Tensorflow

협업 필터링을 활용한 영화 추천

카카오그래놀라 2020. 12. 19. 01:10

Collaborative Filtering for Movie Recommendations

Author: Siddhartha Banerjee
Date created: 2020/05/24
Last modified: 2020/05/24
Description: Recommending movies using a model trained on Movielens dataset.

- Keras

- Colab

- Github

 

Introduction

 Movielens dataset을 활용하여 협업 필터링을 적용하여 사용자에게 영화를 추천하는 방법에 대해 알아봅시다. MovieLens 영화 평점 데이터 세트는 사용자가 영화에 부여한 평점을 담고 있습니다. 우리의 목표는 사용자가 아직 보지 않은 영화의 평점을 예측하는 것입니다. 이후, 가장 높은 예상 평점을 가진 영화를 사용자에게 추천 할 수 있습니다.

 This example demonstrates Collaborative filtering using the Movielens dataset to recommend movies to users. The MovieLens ratings dataset lists the ratings given by a set of users to a set of movies. Our goal is to be able to predict ratings for movies a user has not yet watched. The movies with the highest predicted ratings can then be recommended to the user.

 

모델의 단계는 다음과 같습니다.

1. 임베딩 매트릭스를 통해 유저 ID를 "유저 벡터"에 매핑
2. 임베딩 매트릭스를 통해 영화 ID를 "영화 벡터"에 매핑
3. 유저 벡터와 영화 벡터 간의 내적을 계산하여 유저와 영화 간의 일치 점수를 얻습니다 (예측 평점).
4. 알려진 모든 유저-영화 쌍을 사용하여 경사하강법을 통해 임베딩을 훈련합니다.

 

The steps in the model are as follows:

  1. Map user ID to a "user vector" via an embedding matrix

  2. Map movie ID to a "movie vector" via an embedding matrix

  3. Compute the dot product between the user vector and movie vector, to obtain the a match score between the user and the movie (predicted rating).

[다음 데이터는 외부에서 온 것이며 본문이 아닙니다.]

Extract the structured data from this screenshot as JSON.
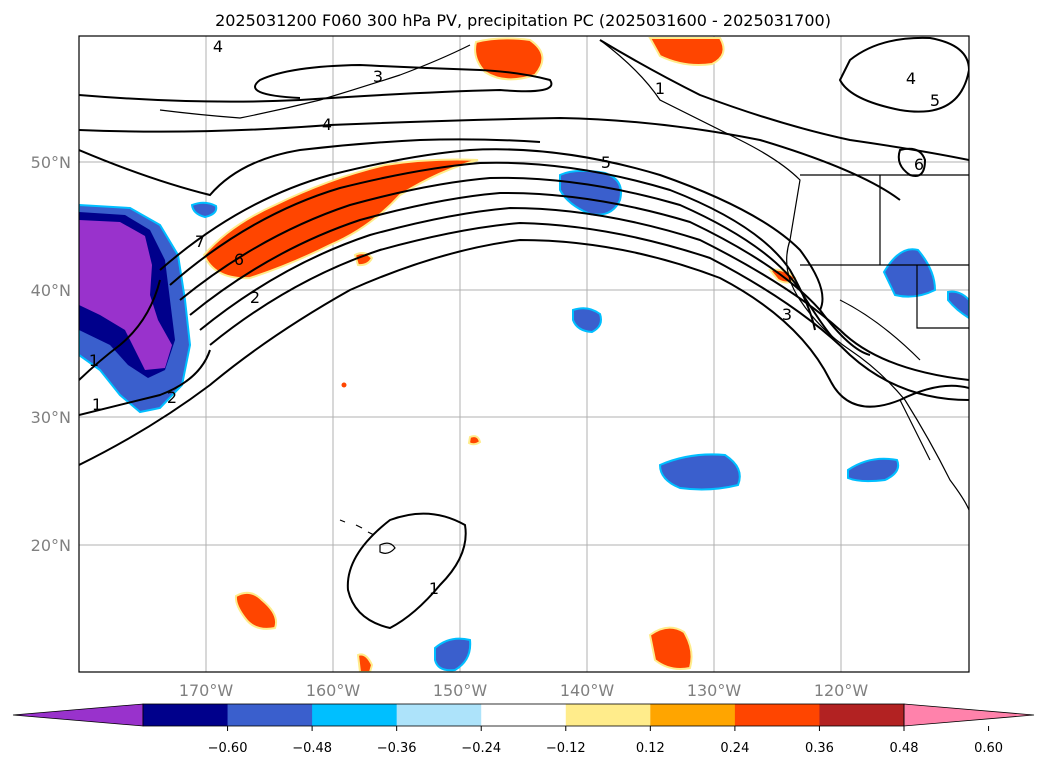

  4. Train the embeddings via gradient descent using all known user-movie pairs.

 

References:

 

Setup

import pandas as pd
import numpy as np
from zipfile import ZipFile
import tensorflow as tf
from tensorflow import keras
from tensorflow.keras import layers
from pathlib import Path
import matplotlib.pyplot as plt

 

데이터 로드

# First, load the data and apply preprocessing
# Download the actual data from http://files.grouplens.org/datasets/movielens/ml-latest-small.zip"
# Use the ratings.csv file
movielens_data_file_url = (
    "http://files.grouplens.org/datasets/movielens/ml-latest-small.zip"
)
movielens_zipped_file = keras.utils.get_file(
    "ml-latest-small.zip", movielens_data_file_url, extract=False
)
keras_datasets_path = Path(movielens_zipped_file).parents[0]
movielens_dir = keras_datasets_path / "ml-latest-small"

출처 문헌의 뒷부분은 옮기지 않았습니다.